The council had won $3.97 million under the National Water Infrastructure Development Fund to complete the study in February to carry out a feasibility study, which found the project to be one of several options to provide a secure water supply to the Stanthorpe district.
LNP candidate for the Southern Downs James Lister this morning wrote Federal Agriculture Minister Barnaby Joyce had seized the funding and planned to give the funding to the horticultural industry to get cracking on the dam "once and for all.”
He confirmed previous reports that irrigators would be willing to pay for water access if the project is delivered.
"No more crossed purposes with urban water supply or ratepayers. ESD will be an irrigation project,” Mr Lister wrote on the Southern Downs Residents Action Group Facebook page.
"The horticultural industry on the Granite Belt is absolutely lean and competitive - world class in fact.
"The problem is that everyone thinks the growers will use ESD water all of the time.
"The truth is that they need the water to finish off crops in dry times. At that point, the growers are prepared to pay much more.”

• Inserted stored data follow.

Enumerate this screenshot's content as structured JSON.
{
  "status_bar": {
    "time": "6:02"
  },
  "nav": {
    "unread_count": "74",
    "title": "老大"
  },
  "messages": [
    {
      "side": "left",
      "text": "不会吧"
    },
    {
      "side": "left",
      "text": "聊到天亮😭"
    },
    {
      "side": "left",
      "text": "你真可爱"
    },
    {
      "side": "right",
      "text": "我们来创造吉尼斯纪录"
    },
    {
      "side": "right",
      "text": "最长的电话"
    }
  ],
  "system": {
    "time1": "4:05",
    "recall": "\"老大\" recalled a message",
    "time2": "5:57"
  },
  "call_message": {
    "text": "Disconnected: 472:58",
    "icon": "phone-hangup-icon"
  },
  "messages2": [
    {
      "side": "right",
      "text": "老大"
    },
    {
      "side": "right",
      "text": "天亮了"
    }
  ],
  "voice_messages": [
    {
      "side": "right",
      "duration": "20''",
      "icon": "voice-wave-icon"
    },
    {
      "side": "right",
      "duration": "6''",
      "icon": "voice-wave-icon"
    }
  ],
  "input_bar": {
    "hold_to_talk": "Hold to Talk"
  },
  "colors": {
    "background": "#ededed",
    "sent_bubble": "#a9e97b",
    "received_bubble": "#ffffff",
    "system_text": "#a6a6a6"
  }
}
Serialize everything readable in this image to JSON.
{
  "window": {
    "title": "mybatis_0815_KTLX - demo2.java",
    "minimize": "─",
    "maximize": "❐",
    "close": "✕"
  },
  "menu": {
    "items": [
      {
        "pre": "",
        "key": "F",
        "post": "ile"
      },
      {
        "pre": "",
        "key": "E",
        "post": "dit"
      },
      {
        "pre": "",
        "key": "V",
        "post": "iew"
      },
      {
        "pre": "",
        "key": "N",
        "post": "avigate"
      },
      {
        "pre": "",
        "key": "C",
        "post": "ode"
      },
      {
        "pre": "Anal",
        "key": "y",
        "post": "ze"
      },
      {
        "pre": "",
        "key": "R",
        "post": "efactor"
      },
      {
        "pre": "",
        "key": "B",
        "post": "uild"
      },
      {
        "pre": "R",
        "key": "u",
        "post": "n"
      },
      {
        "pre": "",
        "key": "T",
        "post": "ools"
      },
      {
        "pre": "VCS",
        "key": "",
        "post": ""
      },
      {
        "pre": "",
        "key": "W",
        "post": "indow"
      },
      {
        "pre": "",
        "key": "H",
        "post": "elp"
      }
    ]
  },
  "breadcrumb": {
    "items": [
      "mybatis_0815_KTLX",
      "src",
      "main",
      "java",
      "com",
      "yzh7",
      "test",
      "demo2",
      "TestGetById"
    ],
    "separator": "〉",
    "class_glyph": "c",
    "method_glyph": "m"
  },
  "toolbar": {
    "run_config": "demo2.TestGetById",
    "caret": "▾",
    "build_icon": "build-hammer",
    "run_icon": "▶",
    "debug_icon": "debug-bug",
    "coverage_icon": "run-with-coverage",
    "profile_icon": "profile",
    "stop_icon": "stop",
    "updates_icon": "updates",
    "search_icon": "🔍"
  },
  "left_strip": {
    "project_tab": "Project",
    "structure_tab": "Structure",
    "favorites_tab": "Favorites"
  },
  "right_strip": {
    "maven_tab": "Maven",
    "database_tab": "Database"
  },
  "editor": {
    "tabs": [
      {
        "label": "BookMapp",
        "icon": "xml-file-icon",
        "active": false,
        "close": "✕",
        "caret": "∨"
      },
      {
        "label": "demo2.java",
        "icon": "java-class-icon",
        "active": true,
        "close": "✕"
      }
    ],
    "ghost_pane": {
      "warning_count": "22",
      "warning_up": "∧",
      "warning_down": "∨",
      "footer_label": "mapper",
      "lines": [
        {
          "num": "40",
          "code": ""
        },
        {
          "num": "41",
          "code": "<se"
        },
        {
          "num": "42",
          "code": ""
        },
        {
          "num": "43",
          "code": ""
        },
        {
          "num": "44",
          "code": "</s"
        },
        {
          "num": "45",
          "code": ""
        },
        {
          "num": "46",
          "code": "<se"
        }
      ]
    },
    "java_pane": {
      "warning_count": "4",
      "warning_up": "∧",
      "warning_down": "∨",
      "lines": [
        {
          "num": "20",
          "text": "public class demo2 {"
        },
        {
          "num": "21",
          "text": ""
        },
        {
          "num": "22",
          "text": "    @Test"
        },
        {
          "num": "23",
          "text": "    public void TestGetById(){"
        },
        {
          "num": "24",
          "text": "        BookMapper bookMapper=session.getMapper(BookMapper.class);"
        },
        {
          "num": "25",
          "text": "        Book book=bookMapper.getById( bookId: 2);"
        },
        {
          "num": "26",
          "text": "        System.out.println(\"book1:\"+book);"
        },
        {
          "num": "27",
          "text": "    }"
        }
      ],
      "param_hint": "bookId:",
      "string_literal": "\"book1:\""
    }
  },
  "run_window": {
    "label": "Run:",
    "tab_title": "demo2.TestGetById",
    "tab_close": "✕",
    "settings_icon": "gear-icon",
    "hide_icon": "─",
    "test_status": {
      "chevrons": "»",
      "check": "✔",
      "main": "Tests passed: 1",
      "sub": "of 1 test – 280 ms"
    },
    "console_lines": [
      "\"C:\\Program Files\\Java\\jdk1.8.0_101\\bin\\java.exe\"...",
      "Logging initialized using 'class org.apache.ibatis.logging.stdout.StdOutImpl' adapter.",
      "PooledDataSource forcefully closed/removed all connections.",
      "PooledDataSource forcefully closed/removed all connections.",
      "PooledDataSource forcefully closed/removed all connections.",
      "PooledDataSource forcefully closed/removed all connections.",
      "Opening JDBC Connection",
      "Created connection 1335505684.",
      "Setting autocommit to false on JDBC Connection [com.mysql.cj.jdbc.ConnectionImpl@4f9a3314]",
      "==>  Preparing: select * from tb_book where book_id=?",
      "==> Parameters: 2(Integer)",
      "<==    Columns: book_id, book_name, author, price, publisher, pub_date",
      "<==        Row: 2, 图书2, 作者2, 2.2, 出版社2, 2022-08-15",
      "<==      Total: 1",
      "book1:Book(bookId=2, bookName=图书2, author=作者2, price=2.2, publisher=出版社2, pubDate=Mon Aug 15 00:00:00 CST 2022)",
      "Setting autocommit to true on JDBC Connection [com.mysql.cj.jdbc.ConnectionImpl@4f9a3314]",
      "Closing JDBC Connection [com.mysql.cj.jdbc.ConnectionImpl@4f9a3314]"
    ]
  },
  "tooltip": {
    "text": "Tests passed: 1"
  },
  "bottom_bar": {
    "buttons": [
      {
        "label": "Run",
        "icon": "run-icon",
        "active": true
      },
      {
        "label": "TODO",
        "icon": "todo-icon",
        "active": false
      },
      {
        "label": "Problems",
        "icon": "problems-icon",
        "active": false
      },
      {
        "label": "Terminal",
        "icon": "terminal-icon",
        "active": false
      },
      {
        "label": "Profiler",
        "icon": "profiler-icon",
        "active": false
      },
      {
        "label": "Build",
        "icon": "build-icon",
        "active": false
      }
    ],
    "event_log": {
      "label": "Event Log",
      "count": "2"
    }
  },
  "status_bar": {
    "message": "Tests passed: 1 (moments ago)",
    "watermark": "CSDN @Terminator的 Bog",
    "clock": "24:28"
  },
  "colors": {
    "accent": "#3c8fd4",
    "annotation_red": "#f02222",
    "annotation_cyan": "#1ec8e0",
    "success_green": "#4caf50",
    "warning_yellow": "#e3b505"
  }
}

The estimated cost for Emu Swamp Dam has been reported at between $59million to $120million based on preliminary costing.
Action Group member and Warwick business owner Adam Colrain said the agricultural community could not afford the ongoing operational costs of the project unless it was heavily subsidised by Federal and State Governments.
"In my mind the Emu Swamp Dam Project will be a political football that will get kicked around for many more years, without a solution for the community,” he said.
But Granite Belt grower Bill Humble said the district needed to secure a solution quickly.
"We need water, end of story,” Mr Humble wrote.
"Quit stalling, and get cracking, before we all die of thirst.
"How unfortunate is the football game, however that is what it has become.
"Some countries just get on and build.”